A) De l'Etat-Providence à l'Europe Providence
L'État-providence, au cœur du projet social européen que nous devons défendre, est aujourd'hui en difficulté. Il suffit de constater l'incapacité des États actuels à répondre aux grands enjeux économiques et sociaux de cette fin de siècle -difficultés qui sont bien souvent à l'origine d'une certaine désaffection pour le politique, qu'il soit national ou européen. Plutôt que de contribuer à aggraver ces difficultés, l'Europe doit permettre de les résoudre. Si nous voulons l'Europe, c'est justement pour substituer à la faiblesse des États une volonté et des moyens politiques susceptibles d'agir résolument en faveur de la résorption du chômage, de la protection des salariés et de la réduction des inégalités.

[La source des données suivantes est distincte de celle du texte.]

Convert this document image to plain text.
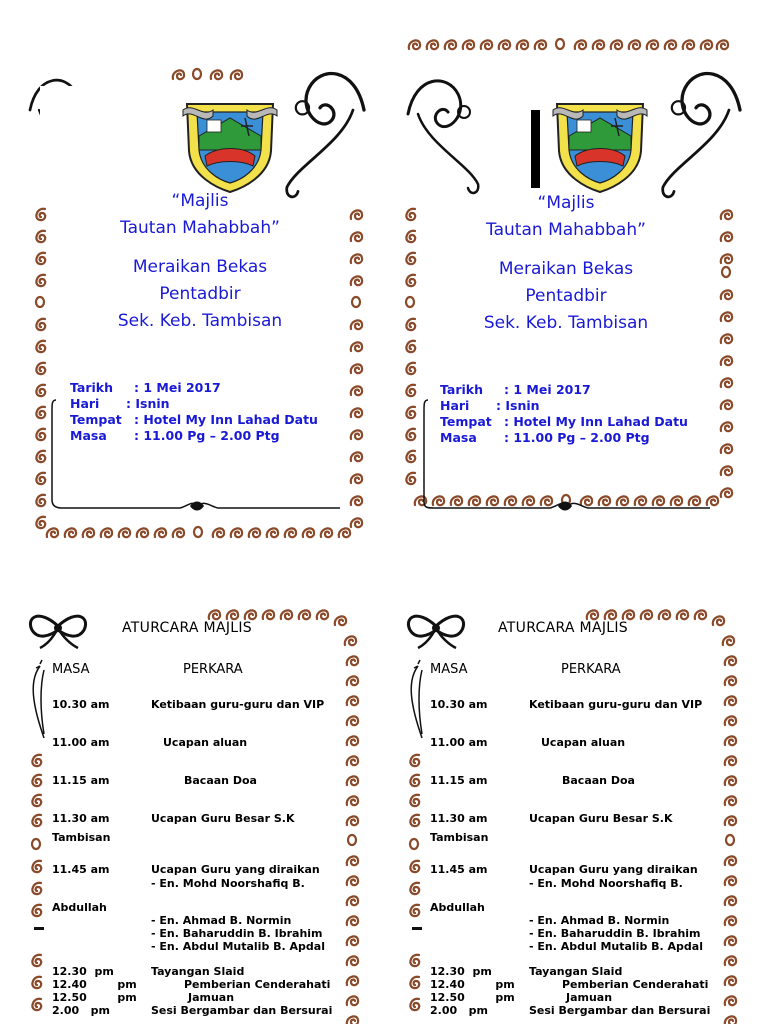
“Majlis
Tautan Mahabbah”
Meraikan Bekas
Pentadbir
Sek. Keb. Tambisan
Tarikh : 1 Mei 2017
Hari : Isnin
Tempat : Hotel My Inn Lahad Datu
Masa : 11.00 Pg – 2.00 Ptg
“Majlis
Tautan Mahabbah”
Meraikan Bekas
Pentadbir
Sek. Keb. Tambisan
Tarikh : 1 Mei 2017
Hari : Isnin
Tempat : Hotel My Inn Lahad Datu
Masa : 11.00 Pg – 2.00 Ptg
ATURCARA MAJLIS
MASA	PERKARA
10.30 am	Ketibaan guru-guru dan VIP
11.00 am	Ucapan aluan
11.15 am	Bacaan Doa
11.30 am	Ucapan Guru Besar S.K
Tambisan
11.45 am	Ucapan Guru yang diraikan
- En. Mohd Noorshafiq B.
Abdullah
- En. Ahmad B. Normin
- En. Baharuddin B. Ibrahim
- En. Abdul Mutalib B. Apdal
12.30  pm	Tayangan Slaid
12.40        pm	Pemberian Cenderahati
12.50        pm	Jamuan
2.00   pm	Sesi Bergambar dan Bersurai
ATURCARA MAJLIS
MASA	PERKARA
10.30 am	Ketibaan guru-guru dan VIP
11.00 am	Ucapan aluan
11.15 am	Bacaan Doa
11.30 am	Ucapan Guru Besar S.K
Tambisan
11.45 am	Ucapan Guru yang diraikan
- En. Mohd Noorshafiq B.
Abdullah
- En. Ahmad B. Normin
- En. Baharuddin B. Ibrahim
- En. Abdul Mutalib B. Apdal
12.30  pm	Tayangan Slaid
12.40        pm	Pemberian Cenderahati
12.50        pm	Jamuan
2.00   pm	Sesi Bergambar dan Bersurai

- Une Europe de la croissance
Nous savons que l'avènement d'une telle Europe sera favorisé par un contexte de croissance. Nous devons tirer parti du climat de confiance créé par le lancement de l'euro pour mener, au niveau européen, des politiques coordonnées de lutte contre le chômage et de soutien à la consommation. Les conditions n'ont jamais été aussi bonnes : faible inflation, très bas taux d'intérêt confiance retrouvée des ménages. Ne laissons pas passer cette chance ; engageons-nous résolument sur le chemin de la relance européenne, un temps préconisée par Jacques Delors et de nombreux autres socialistes, mais malheureusement abandonnée à cause de l'acharnement des libéraux et des conservateurs à promouvoir l'austérité budgétaire et à refuser l'intervention de la puissance publique. Nous le savons pourtant : l'effet sur la production d'une relance des dépenses publiques (grandes infrastructures, soutien aux nouvelles technologies... ) au niveau de l'Union européenne, serait trois fois plus bénéfique pour la croissance et l'emploi que ce qu'il serait si ces dépenses n'étaient engagées qu'au niveau d'un seul État membre.
N'attendons plus que des cortèges supplémentaires de chômeurs manifestent devant les administrations : faisons de l'Europe l'instrument d'une politique volontariste de croissance.
- Une Europe des services publics
L'Europe de la croissance doit être l'Europe de la redistribution, dans laquelle les services publics jouent un rôle primordial. Comme le rappelait Lionel Jospin en juin 1997, " nos services publics relèvent d'une conception fondamentale de la société à laquelle nous tenons par dessus tout ". Il n'est pas supportable que, secteur par secteur, sous prétexte de lutter contre les distorsions de concurrence, le Conseil et la Commission mettent à mal les services publics, sans tenir compte des besoins sociaux auxquels ils répondent. Ainsi, la nouvelle notion de service universel -qui définit un service de base offert à tous dans l'ensemble de la Communauté dans des conditions tarifaires abordables et avec un niveau de qualité standard n'a d'universel que le nom: elle ne prend sens que lorsque le droit de la concurrence n'a pu s'appliquer. Le traité de Maastricht a beau préciser que l'existence de grands services en réseau est liée à des objectifs de cohésion économique et sociale, la réalité quotidienne est celle de la rentabilité à tout crin, de la déréglementation et de la " démonopolisation " dans l'ignorance quasi complète des exigences de service public. Au revoir le citoyen-usager, bonjour le citoyen-client c'est-à-dire client tout court, en lieu et place de l'usager européen que l'on voudrait voir apparaître…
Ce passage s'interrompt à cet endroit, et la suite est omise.